News / Africa

For South African Blacks, Kwaito Music = Fun

U.S. superstar, Sean
U.S. superstar, Sean "P Diddy" Combs, left, was joined by South African Kwaito musician Mandoza at a concert in Cape Town South Africa, November 23, 2002.
Kwaito music emerged in South Africa at the same time as democracy did in the country. Born in the township of Soweto almost 20 years ago, the upbeat music is deeply linked to the history of the country and is trying to reinvent itself.

Released in 1995, the song "Kaffir" was one of the first hits of a new genre of South African music called kwaito, which means "angry" in Afrikaans language. The music is a mix of dance rhythm with lyrics in South African languages.

Its author, Arthur Mafokate, was born and raised in the township of Soweto, just south of Johannesburg. The title of the song is a derogatory term that white people used to call black people under the white-minority rule.

Kwaito singer Mandoza says he got instantly hooked to kwaito because it talked about the real life experienced by black South Africans at the time.

"The first thing that I like about kwaito music is to express our way of living in the ghetto. We are not adopting styles, lifestyles from the states saying we are living like this.  We are living like that. Kwaito music represents our ghetto," he said.

Kwaito is, indeed, about life in the ghetto, but its singers claim it is not political.  They say it is positive music for partying and dancing like there is no tomorrow... and no yesterday. Kwaito music was born in the mid-90s, as Nelson Mandela became president.

Mandoza says this is no coincidence. After years of struggle, youngsters craved for a way to enjoy the freedom. Kwaito provides just that.

"Yes, we talk about history, but like, most of it is about fun. Fun in the ghetto. I mean, our struggle days are over, so now we're talking about fun," Mandoza explained. "Encouraging the upcoming youth to say 'Now, we are free.  We can do whatever we want." That was the first music that represent our freedom, as blacks."

Kwaito quickly became very big in South Africa and in neighboring countries. Cheap to produce, it did not require any formal knowledge of music and each kid in Soweto could make that music and hope to achieve success.

But because racist prejudices remained, kwaito singers had to build their own industry from scratch. Stapura, a DJ who specialized in kwaito on the youth South African radio station YFM, says the music empowered a whole generation of black South Africans.

"The movement, the music, is bigger than just the music. This industry was able to build a lot of household names, kids who come from townships, kids who couldn't even speak English," Stapura said. "Suddenly there were entrepreneurs, Suddenly there was positivity. You know there was records labels.  It created a whole economy by itself. Whereby so many black people were employed, and they could do something."

But, almost 20 years after its birth, kwaito is now in the process of reinventing itself to keep up with other genres.

"Now, it has become more competitive.

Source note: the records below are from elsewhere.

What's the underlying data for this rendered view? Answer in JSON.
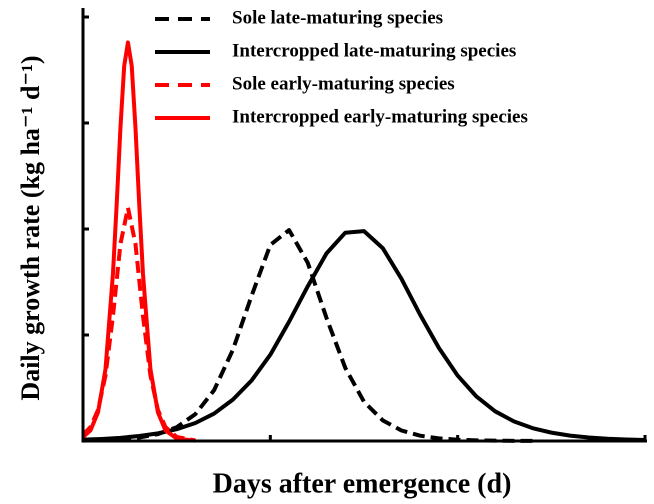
{
  "chart_data": {
    "type": "line",
    "x_label": "Days after emergence (d)",
    "y_label": "Daily growth rate (kg ha⁻¹ d⁻¹)",
    "xlim": [
      0,
      150
    ],
    "xticks": [
      0,
      50,
      100,
      150
    ],
    "ylim": [
      0,
      4
    ],
    "yticks": [
      0,
      1,
      2,
      3,
      4
    ],
    "legend": "top-right",
    "series": [
      {
        "name": "Sole late-maturing  species",
        "color": "#000000",
        "dash": true,
        "x": [
          0,
          5,
          10,
          15,
          20,
          25,
          30,
          35,
          40,
          45,
          50,
          55,
          60,
          65,
          70,
          75,
          80,
          85,
          90,
          95,
          100,
          105,
          110,
          115,
          120
        ],
        "values": [
          0.004,
          0.008,
          0.016,
          0.033,
          0.065,
          0.13,
          0.254,
          0.48,
          0.86,
          1.37,
          1.85,
          1.99,
          1.68,
          1.16,
          0.69,
          0.37,
          0.195,
          0.099,
          0.05,
          0.025,
          0.012,
          0.006,
          0.003,
          0.0015,
          0.001
        ]
      },
      {
        "name": "Intercropped late-maturing  species",
        "color": "#000000",
        "dash": false,
        "x": [
          0,
          5,
          10,
          15,
          20,
          25,
          30,
          35,
          40,
          45,
          50,
          55,
          60,
          65,
          70,
          75,
          80,
          85,
          90,
          95,
          100,
          105,
          110,
          115,
          120,
          125,
          130,
          135,
          140,
          145,
          150
        ],
        "values": [
          0.0125,
          0.0194,
          0.03,
          0.047,
          0.072,
          0.111,
          0.17,
          0.259,
          0.39,
          0.571,
          0.814,
          1.125,
          1.46,
          1.77,
          1.965,
          1.98,
          1.82,
          1.53,
          1.19,
          0.877,
          0.617,
          0.42,
          0.28,
          0.185,
          0.121,
          0.079,
          0.051,
          0.033,
          0.021,
          0.014,
          0.009
        ]
      },
      {
        "name": "Sole early-maturing species",
        "color": "#ff0000",
        "dash": true,
        "x": [
          0,
          2,
          4,
          6,
          8,
          10,
          12,
          14,
          16,
          18,
          20,
          22,
          25,
          30
        ],
        "values": [
          0.059,
          0.132,
          0.293,
          0.617,
          1.18,
          1.86,
          2.2,
          1.86,
          1.18,
          0.617,
          0.293,
          0.132,
          0.038,
          0.005
        ]
      },
      {
        "name": "Intercropped early-maturing species",
        "color": "#ff0000",
        "dash": false,
        "x": [
          0,
          2,
          4,
          6,
          8,
          9,
          10,
          11,
          12,
          13,
          14,
          15,
          16,
          18,
          20,
          22,
          25,
          30
        ],
        "values": [
          0.0372,
          0.1,
          0.27,
          0.677,
          1.58,
          2.24,
          2.96,
          3.54,
          3.76,
          3.54,
          2.96,
          2.24,
          1.58,
          0.677,
          0.27,
          0.1,
          0.023,
          0.002
        ]
      }
    ]
  }
}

Before, all we had was kwaito. Hip hop wasn't as big.  You didn't have your dubstep.  You didn't have your MTVs.  It wasn't that big," Stapura explained. "Now people are exposed to a lot more.  We have a lot more access to everything in the world.  And, the music did struggle with keeping up with the trends, worldwide."

A new generation of artists is remodeling the genre, mixing its dance beat with samples of jazz or soul. Kwaito is becoming more sophisticated, but with always the very same idea in mind : enjoy the freedom and spread the fun.